Le Grotte costiere nel Salento

Il Salento è una penisola ricca di numerose e suggestive grotte sparse qua e la, visitabili principalmente via mare.

Anfratti e spelonche, oltre a tratti di sabbia bianca e finissima popolano le lunghe coste salentine.

Tutte meritano di essere visitate per i colori o per la particolare conformazione delle rocce, creando un bellissimo viaggio all’interno di esse, ricco di storia e natura.

Anche per chi fosse appassionato di gite, escursioni e immersioni, qui, può godere di bellissimi scorci di roccia ricchi di nicchie e falesie.

Grotte di Leuca

Grotte di Leuca Googlisti.

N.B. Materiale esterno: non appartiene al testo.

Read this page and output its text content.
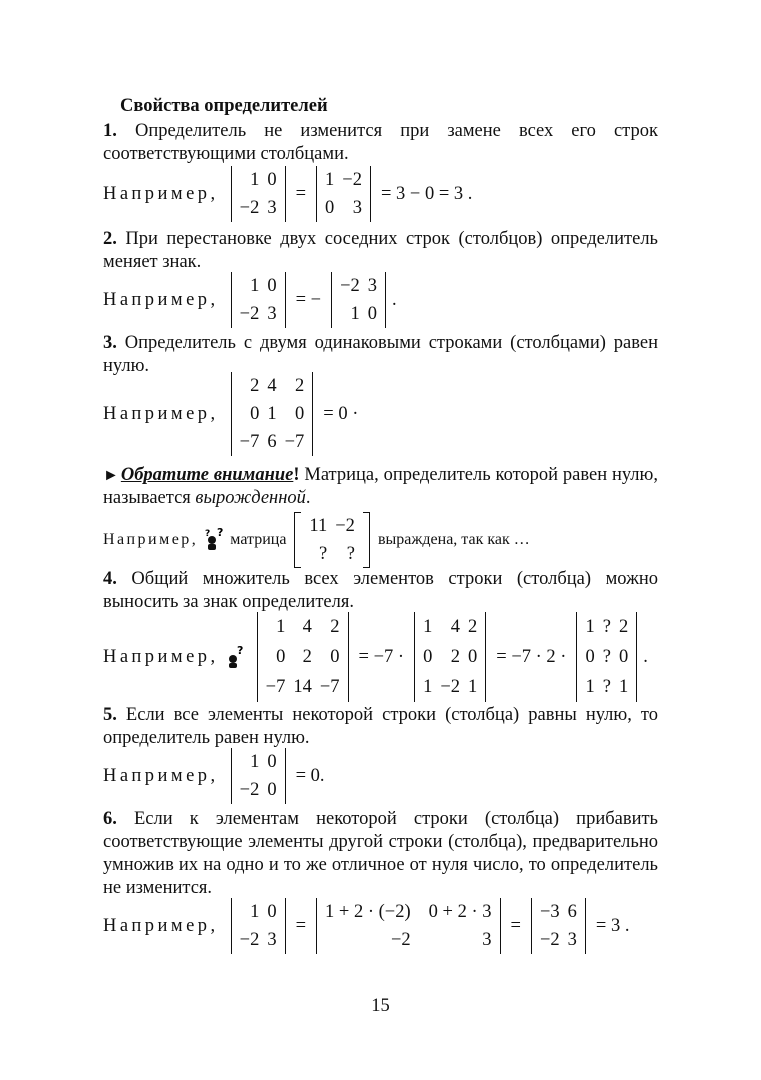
Свойства определителей

1. Определитель не изменится при замене всех его строк соответствующими столбцами.

Например,
1	0
−2	3
=
1	−2
0	3
= 3 − 0 = 3 .

2. При перестановке двух соседних строк (столбцов) определитель меняет знак.

Например,
1	0
−2	3
= −
−2	3
1	0
.

3. Определитель с двумя одинаковыми строками (столбцами) равен нулю.

Например,
2	4	2
0	1	0
−7	6	−7
= 0 ·

► Обратите внимание! Матрица, определитель которой равен нулю, называется вырожденной.

Например, ? ? матрица
11	−2
?	?
выраждена, так как …

4. Общий множитель всех элементов строки (столбца) можно выносить за знак определителя.

Например, ?
1	4	2
0	2	0
−7	14	−7
= −7 ·
1	4	2
0	2	0
1	−2	1
= −7 · 2 ·
1	?	2
0	?	0
1	?	1
.

5. Если все элементы некоторой строки (столбца) равны нулю, то определитель равен нулю.

Например,
1	0
−2	0
= 0.

6. Если к элементам некоторой строки (столбца) прибавить соответствующие элементы другой строки (столбца), предварительно умножив их на одно и то же отличное от нуля число, то определитель не изменится.

Например,
1	0
−2	3
=
1 + 2 · (−2)	0 + 2 · 3
−2	3
=
−3	6
−2	3
= 3 .

15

Tutti i diritti riservati.

L’accesso a queste meravigliose grotte è di solito via mare, rendendo il tutto ancora più avventuroso e misterioso.

A partire da Porto Badisco a pochi chilometri da Otranto, troviamo La Grotta dei Cervi, cavità naturale e antico luogo di culto; in realtà si parla di una serie di grotte collegate, ricche di pittogrammi del Neolitico raffiguranti cacciatori e prede.

Giunti a Santa Cesarea Terme, località famosa per le acque sulfuree delle grotte che mischiandosi con quelle del mare hanno dato vita a grotte con importanti proprietà terapeutiche.

Lasciata Santa Cesarea si giunge a Castro, dove troviamo rocce a picco sul mare in cui poter fare il bagno proprio nei pressi della grotta più conosciuta del Salento.

La Grotta della Zinzulusa, chiamata così per la presenza di formazioni carsiche e stalattiti (zinzuli, in dialetto) che creano un ambiente particolare.

Una grande apertura si apre nel bel mezzo delle roccia, pronta ad accogliere i numerosi visitatori; si estende nel sottosuolo per 160 mt e accoglie anche numerosi reperti preistorici.

Essa si sviluppa in 3 parti principali: la Conca, che dall’esterno porta i visitatori all’interno attraverso un corridoio chiamato delle meraviglie.

La seconda porta è detta Cripta o Duomo, un tempo colonizzata da tantissimi pipistrelli.

L’ultimo tratto è il Cocito, un bacino chiuso, un vero e proprio ecosistema subacqueo.

Poco più avanti troviamo Grotta Romanelli, ricca di reperti preistorici, conserva tracce risalenti all’uomo di Neanderthal insieme a molti graffiti.

Grotte nel Salento

Grotte di Leuca Ⓒ Googlisti. Tutti i diritti riservati.

Scendendo più a sud del Salento, precisamente nella zona di Leuca, tra le più importanti grotte troviamo Grotta Porcinara, alta 15mt e profonda 30, in cui si può accedere via terra; questa cavità scavata per metà dall’uomo è anche un luogo di culto. Ricca di iscrizioni latine e greche, vi sono stati trovati reperti dell’Età del Bronzo.

Poco distante la Grotta del Diavolo per i rumori dovuti al rifrangersi del moto ondoso al suo interno.

Grotta Tre Porte fu chiamata cosi per le 3 grandi aperture sul mare. In questa si trova l’Antro del Bambino, un cunicolo, in cui fu trovato un frammento osseo risalente all’uomo di Neanderthal, appartenente appunto ad un bambino.

A pochi metri da quest’ultima si apre la Grotta dei Giganti, che ha riportato alla luce una sepoltura del X secolo e frammenti della cultura musteriana.

Troviamo poi disseminate qua e là, tantissime altre grotte come la Grotta del Presepe, la Grotta del Drago, la Grotta Cipollina, ed infine la Grotta degli Innamorati, la Grotta della Stalla e la Grotta del Fiume.

Dall’altra parte, affacciata sul mare Adriatico, in località Roca Vecchia, un importante testimonianza storica è data dalla Grotta della Poesia.

Si narra che qui facesse il bagno una bellissima principessa e che la sua bellezza sia stata di ispirazione a tantissimi poeti e scrittori che le hanno dedicato versi e poesie.

Le pareti della grotta sono rimaste intatte negli anni, come anche le iscrizioni storiche al suo interno che insieme al limpidissimo mare che la circonda rendono questo posto unico.

Altra grotta nei pressi di San Foca, è la Grotta degli Amanti chiamata cosi perché un tempo vi trovarono rifugio due innamorati.